The cost of protecting the debt of government-owned State Bank of India, which some investors perceive as a proxy for the nation, rose 14 basis points to 177 last month, according to CMA prices.
Options contracts signal investors are turning less optimistic on the rupee. The premium paid for options offering protection against possible declines in the currency in a month rebounded to 260 basis points last week from a 16-month low of 31 on Sept. 20, data compiled by Bloomberg show.
The so-called risk-reversal rate exceeded the level of 200 for Russia’s ruble and is below 398 basis points for Brazil’s real. The measure for China was a positive 10 basis points, meaning investors are more bearish on the dollar than on the yuan.
India’s $1.3 trillion economy grew 8.9 percent last quarter from a year earlier, matching the revised pace of growth the previous quarter and beating economist forecasts, government figures showed yesterday. India’s economic growth will help the rupee recover recent losses and advance to 42 in the next 12 months, according to Credit Suisse Group AG.
“The rupee’s performance is influenced more by flows into the equities market and with the current risk-aversion situation, it turned quite bearish,” Koji Fukaya, chief currency strategist in Tokyo at Credit Suisse, said in an interview yesterday. “In the long-run, we expect the global economy to be steady and Indian economy to remain strong, encouraging inflows and supporting the rupee.”

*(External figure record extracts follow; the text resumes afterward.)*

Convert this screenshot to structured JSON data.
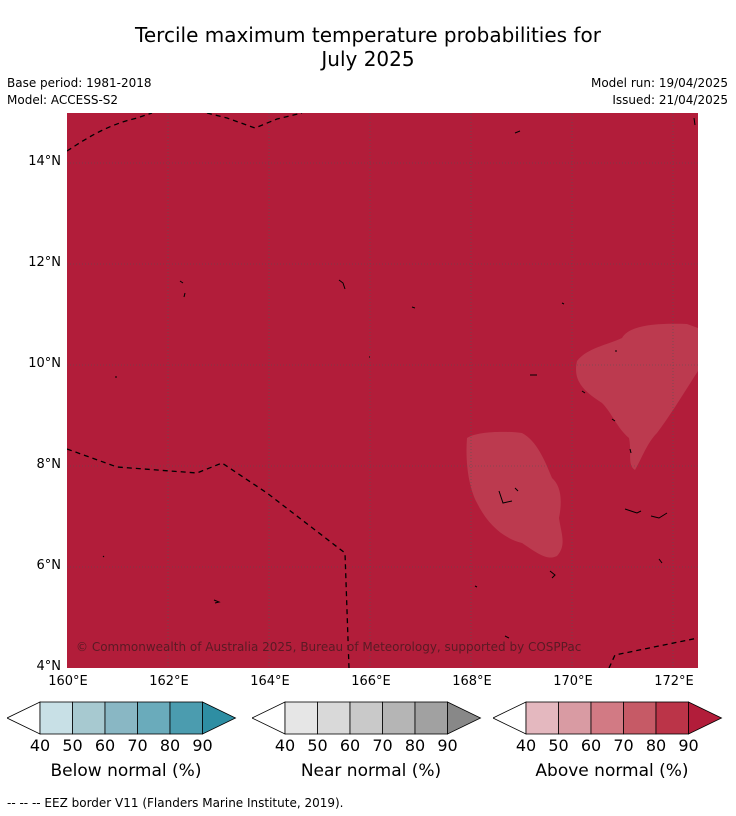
{
  "title_line1": "Tercile maximum temperature probabilities for",
  "title_line2": "July 2025",
  "base_period": "Base period: 1981-2018",
  "model": "Model: ACCESS-S2",
  "model_run": "Model run: 19/04/2025",
  "issued": "Issued: 21/04/2025",
  "copyright": "© Commonwealth of Australia 2025, Bureau of Meteorology, supported by COSPPac",
  "lat_labels": [
    "14°N",
    "12°N",
    "10°N",
    "8°N",
    "6°N",
    "4°N"
  ],
  "lon_labels": [
    "160°E",
    "162°E",
    "164°E",
    "166°E",
    "168°E",
    "170°E",
    "172°E"
  ],
  "colorbars": [
    {
      "title": "Below normal (%)",
      "ticks": [
        "40",
        "50",
        "60",
        "70",
        "80",
        "90"
      ],
      "colors": [
        "#ffffff",
        "#c8e0e6",
        "#a7c9d0",
        "#89b7c4",
        "#6aabbb",
        "#4b9caf",
        "#2e8ea3"
      ]
    },
    {
      "title": "Near normal (%)",
      "ticks": [
        "40",
        "50",
        "60",
        "70",
        "80",
        "90"
      ],
      "colors": [
        "#ffffff",
        "#e6e6e6",
        "#d9d9d9",
        "#c9c9c9",
        "#b5b5b5",
        "#a1a1a1",
        "#888888"
      ]
    },
    {
      "title": "Above normal (%)",
      "ticks": [
        "40",
        "50",
        "60",
        "70",
        "80",
        "90"
      ],
      "colors": [
        "#ffffff",
        "#e4b8bf",
        "#d99ba3",
        "#d27a84",
        "#c65a66",
        "#bb3448",
        "#b21d3a"
      ]
    }
  ],
  "footer": "--  --  -- EEZ border V11 (Flanders Marine Institute, 2019).",
  "map_colors": {
    "main": "#b21d3a",
    "patch": "#bc3a4f"
  }
}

India’s foreign-exchange reserves have fallen $2.2 billion from a 27-month high of $300.2 billion reached in the week ended Nov. 5, central bank data show. The nation’s current-account deficit widened to a record $13.7 billion in the three months ended June 30, according to the latest central bank data.

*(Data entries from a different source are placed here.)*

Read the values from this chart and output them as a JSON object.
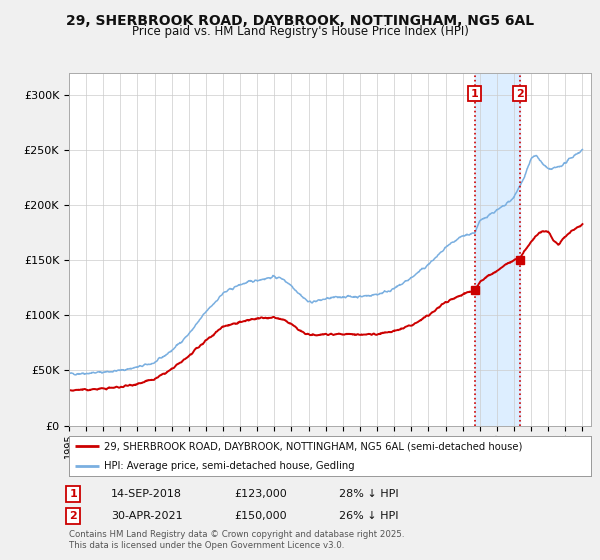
{
  "title1": "29, SHERBROOK ROAD, DAYBROOK, NOTTINGHAM, NG5 6AL",
  "title2": "Price paid vs. HM Land Registry's House Price Index (HPI)",
  "legend_red": "29, SHERBROOK ROAD, DAYBROOK, NOTTINGHAM, NG5 6AL (semi-detached house)",
  "legend_blue": "HPI: Average price, semi-detached house, Gedling",
  "footnote_line1": "Contains HM Land Registry data © Crown copyright and database right 2025.",
  "footnote_line2": "This data is licensed under the Open Government Licence v3.0.",
  "event1_date": "14-SEP-2018",
  "event1_price": 123000,
  "event1_note": "28% ↓ HPI",
  "event2_date": "30-APR-2021",
  "event2_price": 150000,
  "event2_note": "26% ↓ HPI",
  "event1_x": 2018.71,
  "event2_x": 2021.33,
  "ylim_min": 0,
  "ylim_max": 320000,
  "yticks": [
    0,
    50000,
    100000,
    150000,
    200000,
    250000,
    300000
  ],
  "ytick_labels": [
    "£0",
    "£50K",
    "£100K",
    "£150K",
    "£200K",
    "£250K",
    "£300K"
  ],
  "xmin": 1995,
  "xmax": 2025.5,
  "bg_color": "#f0f0f0",
  "plot_bg": "#ffffff",
  "red": "#cc0000",
  "blue": "#7aafe0",
  "shade": "#ddeeff",
  "grid_color": "#cccccc",
  "title1_fontsize": 10,
  "title2_fontsize": 8.5
}
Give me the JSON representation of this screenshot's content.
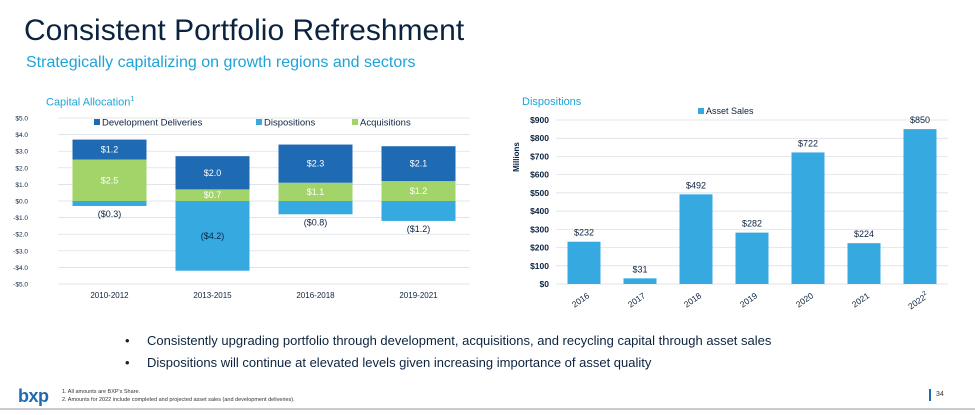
{
  "page": {
    "title": "Consistent Portfolio Refreshment",
    "subtitle": "Strategically capitalizing on growth regions and sectors",
    "bullets": [
      "Consistently upgrading portfolio through development, acquisitions, and recycling capital through asset sales",
      "Dispositions will continue at elevated levels given increasing importance of asset quality"
    ],
    "bullet_symbol": "•",
    "logo": "bxp",
    "footnotes": [
      "1.   All amounts are BXP's Share.",
      "2.   Amounts for 2022 include completed and projected asset sales (and development deliveries)."
    ],
    "page_number": "34",
    "colors": {
      "navy": "#0c2340",
      "accent": "#1ea3d8",
      "development": "#1e6ab3",
      "dispositions": "#36a9e1",
      "acquisitions": "#a2d46a"
    }
  },
  "chart_data": [
    {
      "type": "bar",
      "stacked": true,
      "title": "Capital Allocation",
      "title_sup": "1",
      "categories": [
        "2010-2012",
        "2013-2015",
        "2016-2018",
        "2019-2021"
      ],
      "series": [
        {
          "name": "Development Deliveries",
          "color": "#1e6ab3",
          "values": [
            1.2,
            2.0,
            2.3,
            2.1
          ],
          "labels": [
            "$1.2",
            "$2.0",
            "$2.3",
            "$2.1"
          ]
        },
        {
          "name": "Dispositions",
          "color": "#36a9e1",
          "values": [
            -0.3,
            -4.2,
            -0.8,
            -1.2
          ],
          "labels": [
            "($0.3)",
            "($4.2)",
            "($0.8)",
            "($1.2)"
          ]
        },
        {
          "name": "Acquisitions",
          "color": "#a2d46a",
          "values": [
            2.5,
            0.7,
            1.1,
            1.2
          ],
          "labels": [
            "$2.5",
            "$0.7",
            "$1.1",
            "$1.2"
          ]
        }
      ],
      "stack_order": [
        2,
        0
      ],
      "ylim": [
        -5,
        5
      ],
      "yticks": [
        -5,
        -4,
        -3,
        -2,
        -1,
        0,
        1,
        2,
        3,
        4,
        5
      ],
      "ytick_labels": [
        "-$5.0",
        "-$4.0",
        "-$3.0",
        "-$2.0",
        "-$1.0",
        "$0.0",
        "$1.0",
        "$2.0",
        "$3.0",
        "$4.0",
        "$5.0"
      ],
      "grid": true,
      "legend": "top"
    },
    {
      "type": "bar",
      "title": "Dispositions",
      "ylabel": "Millions",
      "categories": [
        "2016",
        "2017",
        "2018",
        "2019",
        "2020",
        "2021",
        "2022"
      ],
      "category_sup": [
        "",
        "",
        "",
        "",
        "",
        "",
        "2"
      ],
      "series": [
        {
          "name": "Asset Sales",
          "color": "#36a9e1",
          "values": [
            232,
            31,
            492,
            282,
            722,
            224,
            850
          ],
          "labels": [
            "$232",
            "$31",
            "$492",
            "$282",
            "$722",
            "$224",
            "$850"
          ]
        }
      ],
      "ylim": [
        0,
        900
      ],
      "yticks": [
        0,
        100,
        200,
        300,
        400,
        500,
        600,
        700,
        800,
        900
      ],
      "ytick_labels": [
        "$0",
        "$100",
        "$200",
        "$300",
        "$400",
        "$500",
        "$600",
        "$700",
        "$800",
        "$900"
      ],
      "grid": true,
      "legend": "top"
    }
  ]
}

“The rupee has been supported by flows but it will still be guided by fundamentals such as the current-account gap,” said Indranil Pan, chief economist at Kotak Mahindra Bank Ltd. in Mumbai. “Given that the deficit is widening, there is little chance that the rupee can sustain its appreciating bias solely on the basis of equity flows.”
Rising energy prices may further widen the deficit. Government data show monthly oil shipments to India averaged $8.2 billion this year, up from $6.2 billion in 2009, as the commodity gained 8 percent.
“We’re not sure if the currency outlook is so favorable given India’s current-account deficit, which would deteriorate on higher oil prices and weaker global demand,” Agnes Belaisch, head of emerging market fixed-income strategy in London at Threadneedle Asset Management Ltd., which oversees $100 billion, said in an interview yesterday. Even so, she added, Singh’s drive to attract foreign investment “is undeniably supportive of the rupee.”